/ 13 July 2021

Private security companies the ‘eyes and ears’ for police on public violence and looting

Safrica Politics Unrest
Private armed security officers take position during a joint operation with undercover and uniformed South Africa Police Service (SAPS) members in Jeppestown, Johannesburg, on July 12, 2021 during clashes with residents of the Wolhuter Men's Hostel. - President Cyril Ramaphosa on July 12 said the deadly unrest gripping the country is unprecedented in post-apartheid South Africa as he deployed troops to help police crush the violence and looting sparked by the jailing of ex-president Jacob Zuma. (Photo by MARCO LONGARI / AFP)

Private security companies mainly in Gauteng have been the eyes and ears for the police and first responders in at least 117 incidents of public violence and looting in the past few days.

Helicopters from at least six of these companies provided information to the police in Gauteng on emerging hotspots, said Waal de Waal, chief operating officer of Bidvest Proteacoin.

At the heart of this is the Eyes and Ears (E2) initiative launched by Business Against Crime with the police where the security companies and the police control rooms are in contact with one another on the same radio frequency.

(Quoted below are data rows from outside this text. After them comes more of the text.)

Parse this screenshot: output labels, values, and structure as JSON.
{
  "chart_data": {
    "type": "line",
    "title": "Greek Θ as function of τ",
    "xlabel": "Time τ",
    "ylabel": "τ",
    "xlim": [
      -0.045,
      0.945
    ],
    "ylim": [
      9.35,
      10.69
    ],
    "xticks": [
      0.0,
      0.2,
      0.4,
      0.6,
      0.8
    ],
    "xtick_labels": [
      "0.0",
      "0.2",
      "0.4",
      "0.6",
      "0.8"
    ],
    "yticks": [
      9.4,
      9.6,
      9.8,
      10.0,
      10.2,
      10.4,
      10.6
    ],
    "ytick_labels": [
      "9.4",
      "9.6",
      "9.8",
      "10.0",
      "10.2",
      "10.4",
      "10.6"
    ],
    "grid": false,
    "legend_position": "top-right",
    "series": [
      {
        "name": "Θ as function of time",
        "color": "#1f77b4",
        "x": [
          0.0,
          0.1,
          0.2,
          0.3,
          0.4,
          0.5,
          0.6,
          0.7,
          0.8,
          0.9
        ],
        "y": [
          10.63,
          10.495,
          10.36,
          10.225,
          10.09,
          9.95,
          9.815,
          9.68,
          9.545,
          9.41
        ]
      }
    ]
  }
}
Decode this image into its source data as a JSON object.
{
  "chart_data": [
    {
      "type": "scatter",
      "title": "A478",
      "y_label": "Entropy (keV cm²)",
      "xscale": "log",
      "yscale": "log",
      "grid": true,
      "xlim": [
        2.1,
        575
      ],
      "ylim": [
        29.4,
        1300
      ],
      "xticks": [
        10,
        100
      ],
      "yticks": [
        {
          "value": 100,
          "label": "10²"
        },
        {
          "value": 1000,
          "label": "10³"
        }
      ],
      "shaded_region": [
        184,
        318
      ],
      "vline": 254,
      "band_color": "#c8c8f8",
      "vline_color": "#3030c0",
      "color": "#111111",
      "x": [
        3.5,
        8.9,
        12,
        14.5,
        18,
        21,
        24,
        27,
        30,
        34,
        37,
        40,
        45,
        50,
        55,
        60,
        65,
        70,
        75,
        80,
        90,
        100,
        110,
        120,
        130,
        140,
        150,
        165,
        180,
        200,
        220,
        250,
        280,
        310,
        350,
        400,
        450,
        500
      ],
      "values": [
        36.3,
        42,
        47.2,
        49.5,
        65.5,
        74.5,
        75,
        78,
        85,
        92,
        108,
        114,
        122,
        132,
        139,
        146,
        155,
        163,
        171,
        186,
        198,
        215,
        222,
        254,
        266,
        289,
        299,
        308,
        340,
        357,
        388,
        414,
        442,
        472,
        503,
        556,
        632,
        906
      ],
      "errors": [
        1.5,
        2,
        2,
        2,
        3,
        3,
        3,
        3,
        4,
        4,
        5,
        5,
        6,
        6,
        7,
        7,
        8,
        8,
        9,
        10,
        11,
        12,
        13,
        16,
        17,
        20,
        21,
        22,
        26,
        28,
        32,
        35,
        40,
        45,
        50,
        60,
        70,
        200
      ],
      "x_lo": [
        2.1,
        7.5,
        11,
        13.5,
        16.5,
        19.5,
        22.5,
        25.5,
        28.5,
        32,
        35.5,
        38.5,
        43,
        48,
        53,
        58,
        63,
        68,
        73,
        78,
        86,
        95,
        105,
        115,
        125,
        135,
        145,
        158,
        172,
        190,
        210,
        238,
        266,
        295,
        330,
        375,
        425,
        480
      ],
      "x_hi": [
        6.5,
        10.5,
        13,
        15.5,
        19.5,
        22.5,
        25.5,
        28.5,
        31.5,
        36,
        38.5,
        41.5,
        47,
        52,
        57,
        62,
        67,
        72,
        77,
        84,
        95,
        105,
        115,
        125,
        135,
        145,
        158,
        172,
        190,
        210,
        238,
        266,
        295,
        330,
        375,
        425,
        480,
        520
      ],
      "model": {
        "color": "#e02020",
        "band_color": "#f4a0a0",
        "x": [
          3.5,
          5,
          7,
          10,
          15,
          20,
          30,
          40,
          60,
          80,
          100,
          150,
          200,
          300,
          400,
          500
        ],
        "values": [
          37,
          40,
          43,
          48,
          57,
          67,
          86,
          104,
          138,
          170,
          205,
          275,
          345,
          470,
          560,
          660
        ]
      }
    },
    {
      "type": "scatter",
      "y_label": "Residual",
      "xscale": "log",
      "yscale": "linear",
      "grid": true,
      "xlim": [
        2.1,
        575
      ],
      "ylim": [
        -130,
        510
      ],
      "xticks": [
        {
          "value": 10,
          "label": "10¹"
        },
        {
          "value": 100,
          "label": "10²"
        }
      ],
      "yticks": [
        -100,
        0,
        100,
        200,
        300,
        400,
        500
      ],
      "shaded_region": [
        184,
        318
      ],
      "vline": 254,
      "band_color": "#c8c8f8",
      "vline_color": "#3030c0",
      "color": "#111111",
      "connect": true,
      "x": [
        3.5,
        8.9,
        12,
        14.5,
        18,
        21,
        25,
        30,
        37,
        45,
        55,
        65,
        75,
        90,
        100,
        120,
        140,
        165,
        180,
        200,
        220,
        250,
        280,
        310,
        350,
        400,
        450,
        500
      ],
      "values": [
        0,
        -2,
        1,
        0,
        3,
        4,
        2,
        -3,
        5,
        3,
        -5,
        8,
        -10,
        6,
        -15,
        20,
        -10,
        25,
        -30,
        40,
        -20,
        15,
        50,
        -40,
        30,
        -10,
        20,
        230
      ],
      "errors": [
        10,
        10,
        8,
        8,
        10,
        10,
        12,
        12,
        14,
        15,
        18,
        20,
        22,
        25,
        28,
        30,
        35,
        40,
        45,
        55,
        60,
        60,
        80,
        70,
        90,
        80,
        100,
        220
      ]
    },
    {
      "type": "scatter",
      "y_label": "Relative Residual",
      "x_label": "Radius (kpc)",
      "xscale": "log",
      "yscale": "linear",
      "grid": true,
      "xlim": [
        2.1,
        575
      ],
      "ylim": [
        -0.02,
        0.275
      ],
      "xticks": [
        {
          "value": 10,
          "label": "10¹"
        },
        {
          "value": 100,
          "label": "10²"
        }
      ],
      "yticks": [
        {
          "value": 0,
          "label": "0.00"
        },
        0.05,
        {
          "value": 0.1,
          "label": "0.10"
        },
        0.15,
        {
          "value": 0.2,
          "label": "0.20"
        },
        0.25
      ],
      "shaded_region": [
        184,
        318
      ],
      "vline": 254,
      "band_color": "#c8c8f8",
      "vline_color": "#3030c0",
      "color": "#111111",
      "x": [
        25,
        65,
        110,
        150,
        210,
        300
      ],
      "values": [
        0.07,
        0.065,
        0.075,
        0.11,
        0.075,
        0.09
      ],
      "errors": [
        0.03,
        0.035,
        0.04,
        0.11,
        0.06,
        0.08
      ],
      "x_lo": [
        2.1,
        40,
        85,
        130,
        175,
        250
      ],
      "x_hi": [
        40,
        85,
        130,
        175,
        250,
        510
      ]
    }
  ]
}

“When incidents … can escalate within minutes, time is of essential importance. The biggest problem was the number of reports doing the rounds of incidents, which turned out to be of a minor nature, while other bigger incidents were taking place,” said De Waal.

“By having helicopters and security guards on the ground to assess situations, we could direct the police to priority areas rather than to waste manpower in minor incidents.

“The private security industry and police alike literally battled together regardless of who works for whom. In some instances, it is literally like a war zone where the boots on the ground are your first line of defence, and the system has proven itself operationally beyond everybody’s expectations.”

Looting, stoning and stealing by mobs continued on Tuesday morning as the police and the defence force tried to contain the situation.

Police Minister Bheki Cele, flanked by ministers of the justice, crime prevention and security cluster, said 757 people have been arrested — 304 in KwaZulu-Natal and 453 in Gauteng — and that four police officers have been injured but are recovering.

At least 45 people have died; 26 in KwaZulu-Natal and 19 in Gauteng, said the premiers of the two provinces.

Ayanda Dlodlo, the minister of state security, said her department is investigating allegations of former members of her department being involved in instigating some of the violence.

The defence force has deployed four companies of soldiers, 400 troops to Gauteng and another 400 to KwaZulu-Natal, to support the police. Soldiers were seen patrolling the streets in Diepkloof, where much of Monday night’s unrest took place.

According to Fouché Burger, national programme manager of the E2 Initiative, the system has not only proved to be as much of an asset to the police as it is for the retail industry, because it prevented further damage to assets such as the cash-in-transit trucks. The trucks stopped collecting or delivering money from Monday midday as attacks on the vehicles were feared.

“Apart from curbing the violence, private security could also summon ambulances where people were hurt or killed in some of the incidents. The police emergency reporting number (10111) was flooded with calls for help and, where possible, private security assisted in minor incidents purely because a patrol vehicle was moving close by,” Burger said.

A number of security guards were injured and in one instance a family member of a security guard was killed in the violence because their families had become targets, he said.

What complicated the containment of looting was that malls would be overrun and looted and looters would then return later to carry off more goods, according to David de Lima, the chief operating officer of 24/7 Security Services, which offers armed reaction and remote site monitoring.

De Lima, whose company’s operations are concentrated in the greater Johannesburg area where most of the mall incidents took place, says collective action by the private security industry and the police was the direction the industry will pursue in future – especially as the police were “totally overwhelmed” in the past few days.

“To be effective against crime is a joint effort involving as many eyes and ears as we can muster. We now have a system which has proven itself,” he said.

Paul Gerber, the chief operating officer of Monitor Net, said indications were that the incidents of theft and violence were, when compared to those on Monday, on the decrease — even though still rampant in Diepkloof and Alexandra. 

Armed residents, community policing forums and private security had guarded shops during the night.